A few of the other dolphins then quickly lifted their heads above water to look at me (before then, they were exposing just their blowholes), and then they started slapping the water with their tails, and a few of them started to roll, exposing pale underbelly. I watched them for several minutes, and I tried to get the dog to notice them, and he did, but there was no mutual recognition there. I have no idea what he thought of them, or vice versus. After a while, they stopped the tail slapping and moved away from the coast, stripping the fanfare from their feeding. I jogged alongside for a bit, back towards the house, but they were moving more slowly than I, and eventually I went into the house and fed the dog, and then we went up to the bedroom to see my husband. I told him about the dolphins and we talked a bit, then the dog suddenly sat up and looked outside. The bedroom has a patio window/door and a nice view.
There was a lady walking two dogs on the beach--I looked past her and saw the dolphins again.

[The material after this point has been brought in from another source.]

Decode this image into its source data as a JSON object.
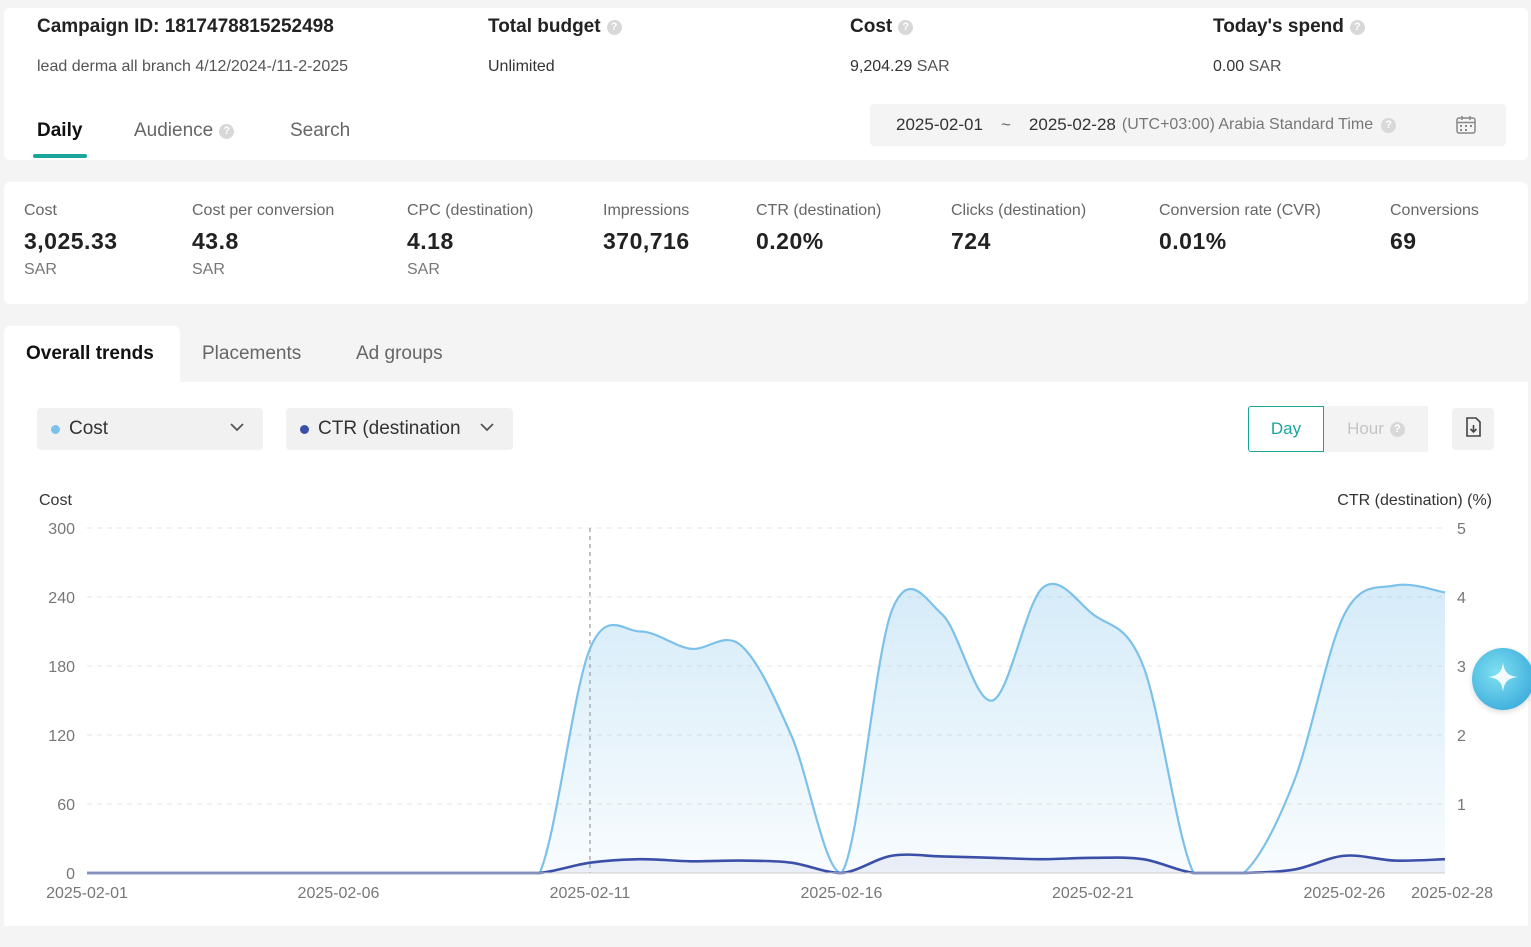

My husband pulled on his running clothes and we ran out to watch them. They weren't as close as to the shore before, but the pod had acquired a fifth member. As we approached them, one of them rose out of the water vertically, half a body length out of the water. I'd never seen a dolphin in the wild do this before. We jogged closer to them and they were slapping the water and rolling again, and then one of them jumped clear out of the water. We got as close as possible and stopped running to watch them. I told my husband that maybe they could hear our voices and that might
interest them; I felt obliged to reciprocate exhibitionism. How boring it must be to watch people who are silently standing motionless. Another one jumped out of the water, I yelled reflexively (something terribly erudite such as "whoa!") and a split second later, another one was in full air, a sleek question mark, muscles momentarily contracted into illusionary stockiness. I cheered and clapped this time, but that was perhaps gauche but I'd lost most of my wits by this point. With a few more slaps and rolls and partial breaches, they gradually settled back into feeding. We resumed our jog and when we passed the dolphins on the way back, they were further out still, and further increased in number (7 or so) and building a circular bubble net/fish trap. Another new sight for my bare eyes. I have seen countless dolphins during umpteen trips to the coast, but always at more of a distance, and always partially submersed, plenty of obscuring water between us.
Total jogged today: 10 + 15 minutes.